There are plenty of other use cases. Tech is a bit unusual in that:

  * People stay in it permanently
  * People link to others freely
  * People have many non-commercial posts
Many other niches are temporary. For example, I work in LSAT prep. The LSAT is an exam north Americans have to take before entering law school. For 3-6 months, people are extremely interested in the LSAT, then they forget about it. There is a constant stream of entrants searching for information. Informational articles and search traffic is essential.

Similar cases:

  * Making a will
  * Selling a house
  * Writing a resume
I'll give one personal example. Recently, I wanted to read a King James Version of the Bible, for literary reasons.
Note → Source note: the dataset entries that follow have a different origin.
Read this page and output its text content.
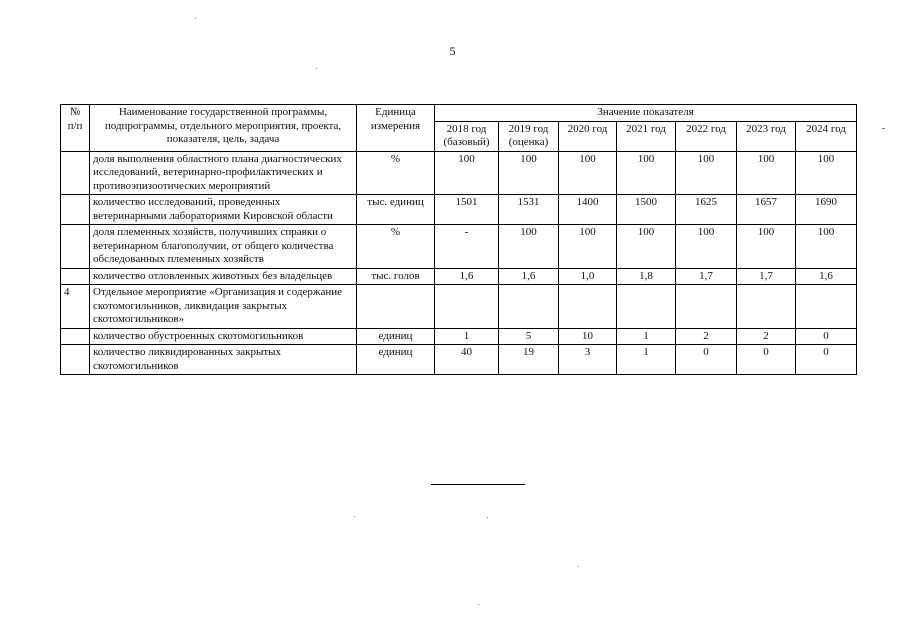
5
№ п/п	Наименование государственной программы, подпрограммы, отдельного мероприятия, проекта, показателя, цель, задача	Единица измерения	Значение показателя						
			2018 год (базовый)	2019 год (оценка)	2020 год	2021 год	2022 год	2023 год	2024 год
	доля выполнения областного плана диагностических исследований, ветеринарно-профилактических и противоэпизоотических мероприятий	%	100	100	100	100	100	100	100
	количество исследований, проведенных ветеринарными лабораториями Кировской области	тыс. единиц	1501	1531	1400	1500	1625	1657	1690
	доля племенных хозяйств, получивших справки о ветеринарном благополучии, от общего количества обследованных племенных хозяйств	%	-	100	100	100	100	100	100
	количество отловленных животных без владельцев	тыс. голов	1,6	1,6	1,0	1,8	1,7	1,7	1,6
4	Отдельное мероприятие «Организация и содержание скотомогильников, ликвидация закрытых скотомогильников»								
	количество обустроенных скотомогильников	единиц	1	5	10	1	2	2	0
	количество ликвидированных закрытых скотомогильников	единиц	40	19	3	1	0	0	0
But it's hard to find a readable bible.

So I searched, and quickly found many articles by a site called Bible Design Blog. It's an incredible resource for bible printing and typography. I learned what I needed and got a bible.

And now I don't care about bible design, so I don't go to the site. I imagine he gets many similar visitors from organic traffic.


So you as a user were well served in your searches. That's the bit that google cares about most I would assume. Whether or not you went to 'bible design blog', 'design bible blog', 'bible typography.info' and whoever else they compete with (I just made those up) is of secondary importance.

The problem sits there where you would not find good content to serve your needs. And if you feel that this update impacts that goal in a negative way then I think there is a good case to be made for this being a net negative. I see no evidence of that for now though.


Well, maybe. If someone destroyed bible design blog's ranking, then I wouldn't have known I missed a superior option. I would have found stuff, but no competitors were as good.

The main incentive for negative SEO would be to let inferior content win, no?

I do agree in general that google works extraordinarily well for the user in most cases. Your point is clearer now.


> If someone destroyed bible design blog's ranking, then I wouldn't have known I missed a superior option. I would have found stuff, but no competitors were as good.

For all you know a superior option existed but you don't know about it because 'bible design blog's SEO guy torpedoed them. I know that's reaching, especially given the subject matter but you get the point.

> The main incentive for negative SEO would be to let inferior content win, no?

I'm sure the SEO proponents would claim the exact opposite. We trust in Google to do the right thing here and I'm all for letting it be that way, but google is under no obligation to actually let the best content win. We hope they do, and we assume that our goals are aligned in this respect but frankly I have no idea how for the top 1,000,000 searches the actually achieved precision is. I would expect it to be quite high, but I have absolutely no way of verifying that and for all I know the results are junk. We will only know that that was the case when something better comes along and finds/ranks the content much better than Google does now. Comparing to Bing Google is doing ok, comparing to DDG is not fair given the relative sizes.

But I'd be one very happy person if a new search engine appeared that would give me exactly one page of results with all of them super relevant, even if it indexed only 10% of the web I would probably use it with some regularity. Quality is far more important than quantity.

FWIW I actually built a small search engine along those lines about 7 years ago, I never launched it because I simply don't have the resources to undertake such a project but I learned a ton about how hard the problem is that google tries to solve and even though I'm 100% at odds with them on the joint subjects of privacy and the way google+ gets rammed down my throat I do appreciate the difficulty of their position and the technical challenges involved in operating a search engine at this scale.